Mon père m’a dit hier « Partons ! Partons ! Partons ! Partons ! ». Et tout le monde parle de partir.
Que dira le terrorisme ?
Il va dominer ce village… cela veut dire quoi ? Il va coloniser ce village et après il dominera un autre village et après-demain… Nous devons dire STOP ! STOP !
Notes de la traductrice Ines Tlili
[1] A chaque fois qu’il parle d’un ou des terroriste(s), Nessim Soltani utilise le terme « terrorisme ».
[2] L’expression utilisée par Nessim Soltani signifie « Bénis soient tes parents », une formule de politesse pour confirmer la réponse d’un interlocuteur, souvent utilisée par les Tunisiens et les Tunisiennes.
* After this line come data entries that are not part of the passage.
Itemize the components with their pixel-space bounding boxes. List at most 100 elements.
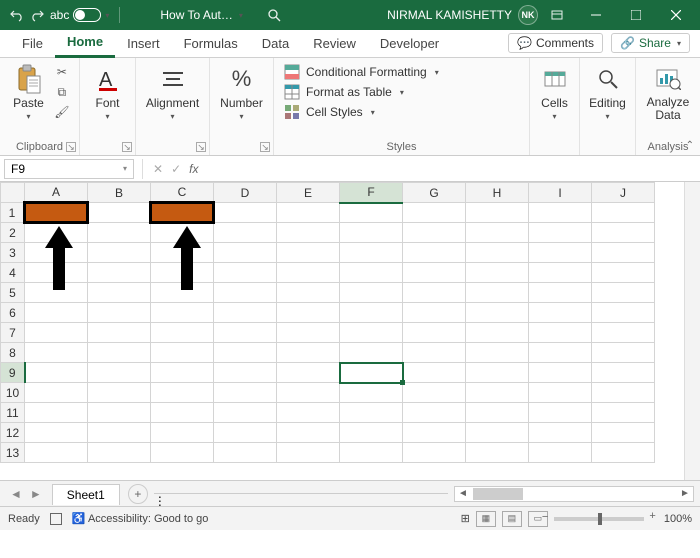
tab-formulas[interactable]: Formulas xyxy=(172,32,250,57)
cell[interactable] xyxy=(25,243,88,263)
cell[interactable] xyxy=(277,403,340,423)
cell[interactable] xyxy=(529,283,592,303)
cell[interactable] xyxy=(529,383,592,403)
row-header[interactable]: 6 xyxy=(1,303,25,323)
column-header[interactable]: G xyxy=(403,183,466,203)
cell[interactable] xyxy=(592,283,655,303)
cell[interactable] xyxy=(214,203,277,223)
normal-view-button[interactable]: ▦ xyxy=(476,511,496,527)
cell[interactable] xyxy=(466,303,529,323)
cell[interactable] xyxy=(214,423,277,443)
column-header[interactable]: J xyxy=(592,183,655,203)
cell[interactable] xyxy=(214,363,277,383)
vertical-scrollbar[interactable] xyxy=(684,182,700,480)
cell[interactable] xyxy=(466,363,529,383)
column-header[interactable]: I xyxy=(529,183,592,203)
cell[interactable] xyxy=(151,203,214,223)
cell[interactable] xyxy=(466,423,529,443)
cell[interactable] xyxy=(277,423,340,443)
cell[interactable] xyxy=(529,203,592,223)
tab-home[interactable]: Home xyxy=(55,30,115,58)
add-sheet-button[interactable]: + xyxy=(128,484,148,504)
collapse-ribbon-icon[interactable]: ⌃ xyxy=(686,140,694,151)
font-launcher[interactable]: ↘ xyxy=(122,142,132,152)
cell[interactable] xyxy=(592,243,655,263)
cut-icon[interactable]: ✂ xyxy=(54,64,70,80)
cell[interactable] xyxy=(214,243,277,263)
cell[interactable] xyxy=(151,423,214,443)
cell[interactable] xyxy=(277,383,340,403)
cell[interactable] xyxy=(214,383,277,403)
avatar[interactable]: NK xyxy=(518,5,538,25)
row-header[interactable]: 3 xyxy=(1,243,25,263)
cell[interactable] xyxy=(403,323,466,343)
cell[interactable] xyxy=(25,343,88,363)
cell[interactable] xyxy=(529,343,592,363)
cell[interactable] xyxy=(340,363,403,383)
cell[interactable] xyxy=(277,343,340,363)
cell[interactable] xyxy=(529,423,592,443)
cell[interactable] xyxy=(88,423,151,443)
column-header[interactable]: A xyxy=(25,183,88,203)
cell[interactable] xyxy=(25,423,88,443)
cell[interactable] xyxy=(277,363,340,383)
cell[interactable] xyxy=(151,263,214,283)
cell[interactable] xyxy=(88,203,151,223)
cell[interactable] xyxy=(592,263,655,283)
cell[interactable] xyxy=(466,403,529,423)
cell[interactable] xyxy=(88,223,151,243)
ribbon-mode-icon[interactable] xyxy=(550,8,564,22)
cell[interactable] xyxy=(592,303,655,323)
close-button[interactable] xyxy=(656,0,696,30)
cell[interactable] xyxy=(340,443,403,463)
cell[interactable] xyxy=(592,403,655,423)
cell[interactable] xyxy=(340,203,403,223)
cell[interactable] xyxy=(214,323,277,343)
cell[interactable] xyxy=(25,443,88,463)
cell[interactable] xyxy=(214,263,277,283)
search-icon[interactable] xyxy=(267,8,281,22)
cell[interactable] xyxy=(466,283,529,303)
cell[interactable] xyxy=(88,263,151,283)
row-header[interactable]: 9 xyxy=(1,363,25,383)
display-settings-icon[interactable]: ⊞ xyxy=(461,512,470,525)
cell[interactable] xyxy=(25,303,88,323)
column-header[interactable]: B xyxy=(88,183,151,203)
cell[interactable] xyxy=(529,303,592,323)
cell[interactable] xyxy=(340,243,403,263)
row-header[interactable]: 1 xyxy=(1,203,25,223)
alignment-launcher[interactable]: ↘ xyxy=(196,142,206,152)
cells-button[interactable]: Cells ▾ xyxy=(536,62,574,123)
row-header[interactable]: 5 xyxy=(1,283,25,303)
column-header[interactable]: C xyxy=(151,183,214,203)
number-button[interactable]: % Number ▾ xyxy=(216,62,267,123)
cell[interactable] xyxy=(403,403,466,423)
paste-button[interactable]: Paste ▾ xyxy=(9,62,48,123)
cell[interactable] xyxy=(340,303,403,323)
cell[interactable] xyxy=(277,283,340,303)
cell[interactable] xyxy=(214,403,277,423)
cell[interactable] xyxy=(340,343,403,363)
conditional-formatting-button[interactable]: Conditional Formatting▾ xyxy=(284,62,439,82)
analyze-data-button[interactable]: Analyze Data xyxy=(643,62,694,124)
cell[interactable] xyxy=(403,363,466,383)
cell[interactable] xyxy=(25,263,88,283)
format-as-table-button[interactable]: Format as Table▾ xyxy=(284,82,404,102)
cell[interactable] xyxy=(403,243,466,263)
cell[interactable] xyxy=(340,283,403,303)
horizontal-scrollbar[interactable]: ◄► xyxy=(454,486,694,502)
cell[interactable] xyxy=(214,443,277,463)
row-header[interactable]: 4 xyxy=(1,263,25,283)
cell[interactable] xyxy=(214,303,277,323)
tab-data[interactable]: Data xyxy=(250,32,301,57)
formula-input[interactable] xyxy=(204,159,700,179)
cell[interactable] xyxy=(277,243,340,263)
cell[interactable] xyxy=(25,283,88,303)
cell[interactable] xyxy=(151,363,214,383)
document-title[interactable]: How To Aut… xyxy=(160,8,232,22)
cell[interactable] xyxy=(403,303,466,323)
cell[interactable] xyxy=(88,443,151,463)
tab-file[interactable]: File xyxy=(10,32,55,57)
cell[interactable] xyxy=(88,243,151,263)
cell[interactable] xyxy=(403,343,466,363)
[3] L’utilisation du mot « âne » est très souvent suivie (ou précédée) d’une excuse chez une grande partie des Tunisiens et Tunisiennes (surtout les habitant·e·s des zones rurales, car le même mot est utilisé pour insulter (bête, stupide…).
[4] Le mot utilisé en arabe signifie aussi « fatiguée ».